このように嘆いていた。ケン・ローチ監督の『私はダニエル・ブレイク』(体を悪くして働けなくなった高齢の失業者と貧困で売春に追い込まれるシングルマザーが出てくる)が日本で公開されたとき、映画関係者らが「ダニエル・ブレイク基金」を立ち上げ、映画収入の一部が寄付された。ケン・ローチ監督からは、

「ともかくチャリティーは一時的であるべき。ともすると、チャリティーというものは不公正を隠してしまいがちだが、むしろ不公正の是正こそが最終目的であることを忘れてはならない。」

という声明が発表された。

フードバンクや慈善事業は、貧困者を一時的に助けるための緊急措置として存在すべきなのであり、自分が映画を撮り続ける目的は、人助けを推奨するためではなく、貧困を生み出す政治や制度そのものを変えることなのだと強調した。(ブレイディみかこ代弁)

今、日本ではこども食堂が急速に広がっている。コロナで活動が制限されてはいるが、短期間で急増したことは確かである。ファミリーマートなど大手企業までが参入している。
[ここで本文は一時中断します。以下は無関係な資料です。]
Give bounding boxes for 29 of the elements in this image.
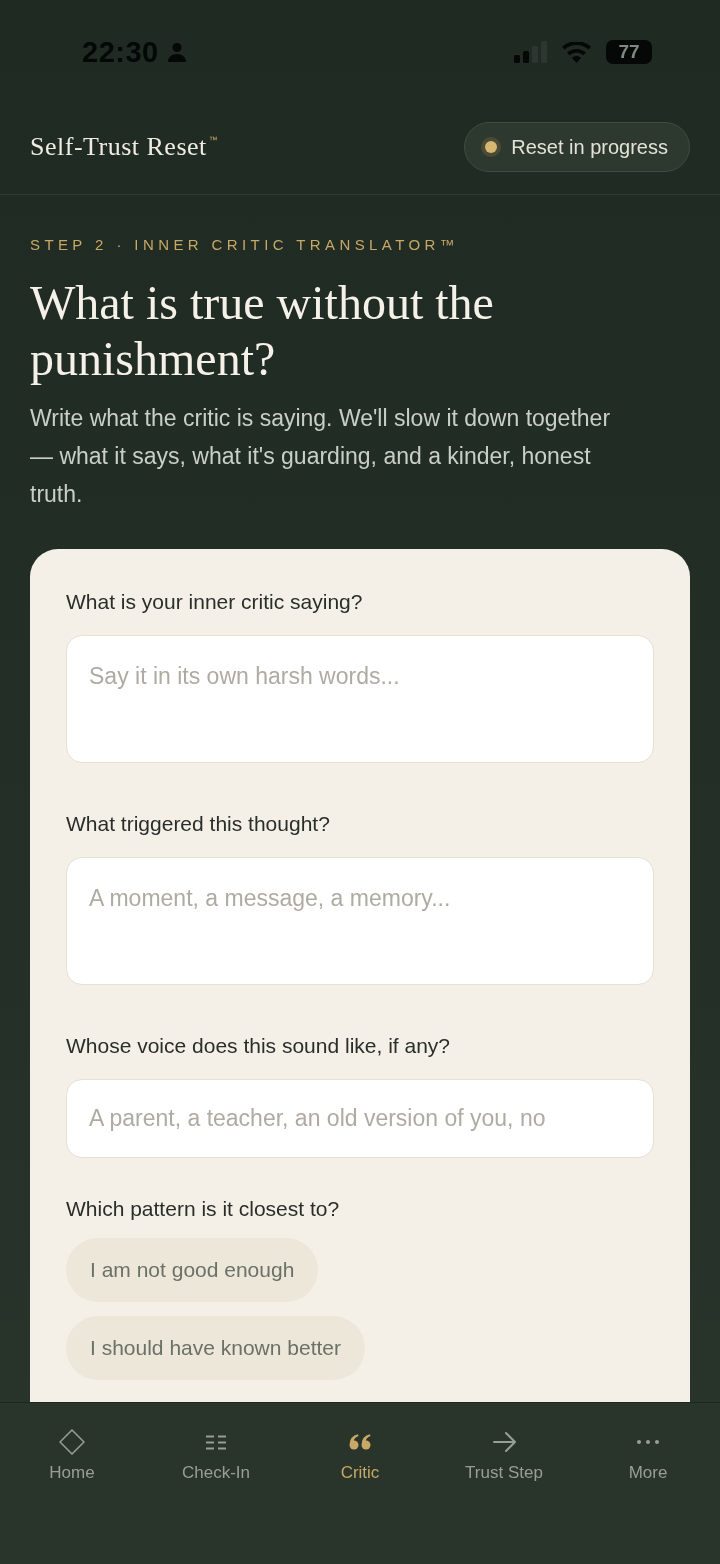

現に目の前に困っている人がいるのだから、こども食堂はありがたい。誰でも利用できるため、貧困家庭の子だけじゃなく、老若男女誰でもいっしょくたになっていて、そこがすごくいいと思う。

でもやはり思う。

ファミマのそういった取り組みに対しては賛否両論ある。私はやるのは別にいいが、コンビニはフランチャイズの在り方に非常に大きな問題を抱えている、本家のアメリカまでが日本のやり方を真似して、アメリカの個人事業主たちが苦しめられている、こういった構造をチャリティーが覆い隠してしまうのではないかと危惧する。ただでさえ、日本人は環境活動とかチャリティーに弱い。バランスシートに照らして判断することができないという弱点を持っている。ユニクロが衣料のリサイクルをしているってだけで、買うことの罪悪感が薄らぎ、リユースボックス(リサイクルよりも罪悪感はなお薄れる)に投げ込み、いそいそと新しい衣服を買ってしまう。ペットボトルをリサイクルしてるってだけで(たいしてされていないが)購入の罪悪感がなくなり、ばかすか買って汚いままリサイクルボックスに投げ込む。
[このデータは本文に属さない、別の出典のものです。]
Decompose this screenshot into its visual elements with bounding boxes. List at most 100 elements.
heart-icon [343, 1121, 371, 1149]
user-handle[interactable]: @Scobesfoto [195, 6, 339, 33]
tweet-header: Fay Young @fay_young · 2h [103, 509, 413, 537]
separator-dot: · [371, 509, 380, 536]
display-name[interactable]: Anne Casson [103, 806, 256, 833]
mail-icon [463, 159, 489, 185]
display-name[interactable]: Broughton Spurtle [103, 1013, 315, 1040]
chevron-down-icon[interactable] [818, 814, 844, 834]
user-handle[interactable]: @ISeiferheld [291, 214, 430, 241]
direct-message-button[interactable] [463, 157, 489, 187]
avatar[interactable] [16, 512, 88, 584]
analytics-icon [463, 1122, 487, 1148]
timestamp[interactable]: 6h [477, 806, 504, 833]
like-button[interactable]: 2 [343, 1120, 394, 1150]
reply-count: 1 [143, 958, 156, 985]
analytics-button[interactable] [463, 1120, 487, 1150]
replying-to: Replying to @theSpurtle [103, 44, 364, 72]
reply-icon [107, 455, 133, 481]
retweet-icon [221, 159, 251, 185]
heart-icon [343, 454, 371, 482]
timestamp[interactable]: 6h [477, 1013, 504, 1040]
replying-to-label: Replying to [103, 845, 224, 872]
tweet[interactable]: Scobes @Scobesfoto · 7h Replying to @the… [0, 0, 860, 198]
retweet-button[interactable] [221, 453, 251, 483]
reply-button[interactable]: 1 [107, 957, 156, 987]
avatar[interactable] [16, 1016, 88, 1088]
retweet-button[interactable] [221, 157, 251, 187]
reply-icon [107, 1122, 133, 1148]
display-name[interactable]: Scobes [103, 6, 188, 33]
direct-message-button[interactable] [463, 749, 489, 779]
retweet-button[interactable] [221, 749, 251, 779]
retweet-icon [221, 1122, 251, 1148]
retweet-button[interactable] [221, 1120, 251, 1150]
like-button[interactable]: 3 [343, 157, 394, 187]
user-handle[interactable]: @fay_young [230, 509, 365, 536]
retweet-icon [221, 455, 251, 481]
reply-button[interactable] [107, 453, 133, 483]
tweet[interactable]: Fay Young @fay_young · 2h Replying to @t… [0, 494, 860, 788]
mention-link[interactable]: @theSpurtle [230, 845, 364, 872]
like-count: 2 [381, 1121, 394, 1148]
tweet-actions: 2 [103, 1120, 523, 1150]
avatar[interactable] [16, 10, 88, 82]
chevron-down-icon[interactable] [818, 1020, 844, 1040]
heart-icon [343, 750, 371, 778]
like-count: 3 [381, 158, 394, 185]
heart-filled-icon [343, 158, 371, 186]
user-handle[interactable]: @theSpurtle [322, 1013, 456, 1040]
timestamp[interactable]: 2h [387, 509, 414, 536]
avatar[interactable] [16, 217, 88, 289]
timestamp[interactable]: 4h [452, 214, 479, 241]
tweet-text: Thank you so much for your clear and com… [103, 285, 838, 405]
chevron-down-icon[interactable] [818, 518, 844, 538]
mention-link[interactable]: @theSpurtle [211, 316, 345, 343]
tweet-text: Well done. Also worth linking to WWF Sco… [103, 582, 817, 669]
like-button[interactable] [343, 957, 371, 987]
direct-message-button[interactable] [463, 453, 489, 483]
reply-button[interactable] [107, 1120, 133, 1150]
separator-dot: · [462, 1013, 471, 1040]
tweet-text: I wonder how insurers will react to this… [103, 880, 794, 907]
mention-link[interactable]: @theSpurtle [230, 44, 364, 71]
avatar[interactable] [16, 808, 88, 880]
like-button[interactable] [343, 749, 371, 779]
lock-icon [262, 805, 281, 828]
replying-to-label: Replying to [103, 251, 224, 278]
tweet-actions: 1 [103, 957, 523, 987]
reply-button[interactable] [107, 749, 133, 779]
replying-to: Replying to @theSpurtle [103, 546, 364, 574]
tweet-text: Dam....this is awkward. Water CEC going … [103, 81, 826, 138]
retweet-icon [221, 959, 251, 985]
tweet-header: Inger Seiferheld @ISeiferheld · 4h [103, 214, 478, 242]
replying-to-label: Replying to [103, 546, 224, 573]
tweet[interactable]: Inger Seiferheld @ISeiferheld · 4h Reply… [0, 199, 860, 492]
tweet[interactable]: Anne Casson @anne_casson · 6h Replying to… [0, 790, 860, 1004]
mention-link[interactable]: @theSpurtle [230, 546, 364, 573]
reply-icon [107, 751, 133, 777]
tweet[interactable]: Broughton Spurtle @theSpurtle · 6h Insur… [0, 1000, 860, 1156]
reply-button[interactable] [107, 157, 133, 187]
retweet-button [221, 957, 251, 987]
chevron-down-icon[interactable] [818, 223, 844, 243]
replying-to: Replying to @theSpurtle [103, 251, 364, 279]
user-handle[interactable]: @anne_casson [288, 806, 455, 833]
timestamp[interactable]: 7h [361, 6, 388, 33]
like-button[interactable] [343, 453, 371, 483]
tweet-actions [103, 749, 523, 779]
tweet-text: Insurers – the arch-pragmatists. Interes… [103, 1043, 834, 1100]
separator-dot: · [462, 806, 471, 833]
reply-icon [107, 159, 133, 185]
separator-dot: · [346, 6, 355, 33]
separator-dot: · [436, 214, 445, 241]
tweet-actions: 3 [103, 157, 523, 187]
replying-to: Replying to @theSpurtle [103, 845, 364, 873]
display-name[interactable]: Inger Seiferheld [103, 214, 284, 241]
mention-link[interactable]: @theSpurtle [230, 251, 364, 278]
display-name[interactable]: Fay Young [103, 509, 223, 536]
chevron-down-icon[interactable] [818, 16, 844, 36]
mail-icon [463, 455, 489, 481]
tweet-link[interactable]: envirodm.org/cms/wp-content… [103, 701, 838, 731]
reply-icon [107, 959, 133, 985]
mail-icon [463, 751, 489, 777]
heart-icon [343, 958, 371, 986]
私がよく手伝いに行くこども食堂にはいつも市議会議員がいて、ブレイディみかこ風にいうところの左派である。現政権反対、打倒安部・菅、打倒自公の人たちである。こども食堂を支援している。素晴らしいと思う。しかしやはり思う。若い人ほど現政権を支持してるっていう現実に対し政治家としてどう考えているんだろう、って。クソみたいな現政権をなんで若い人たちが年寄り以上によしとしてるのか。ブレイディみかこの言い草を借りれば、これ以上悪くなってほしくないからにほかならない。反対反対、それしか言わない。いつもお仲間どうしでこぜりあって、党の名前さえ変わってばっかりで覚えられない、まだやってんのかと言われるような存在の党にへばりついている。若い人たちは今のクソ政権でもマシと思ってる。

ケン・ローチ監督じゃないが、生保はセイフティーとしてありがたいが、働いて生活できることが多くの人の望みだと思う。病気になったら社会保障を受ける。元気になったらまた仕事をする。生保は簡単に始めたい。そして簡単に終わりたい。始めるのが至難で、終わるのはもっと至難。これ自民党のせいか?自民党の支持者のせいか?公明党や創価学会のせいか?こども食堂にいそいそ通い、支援してくれるのはいい。でも政治家にしかできないことがあるから政治家をしてるんじゃないのか?弁護士でも医師でも学校の先生でもやれることはある。それでも政治家になったのは、政治家にしかできないことがあるからだろ?

通販生活のシングルマザーの手記に載ってた人、勤続8年のフルタイム正社員で、手取り給料約10万円。これでも最低賃金になってる。これ、こども食堂でずっと助ける?チャリティーで援助する?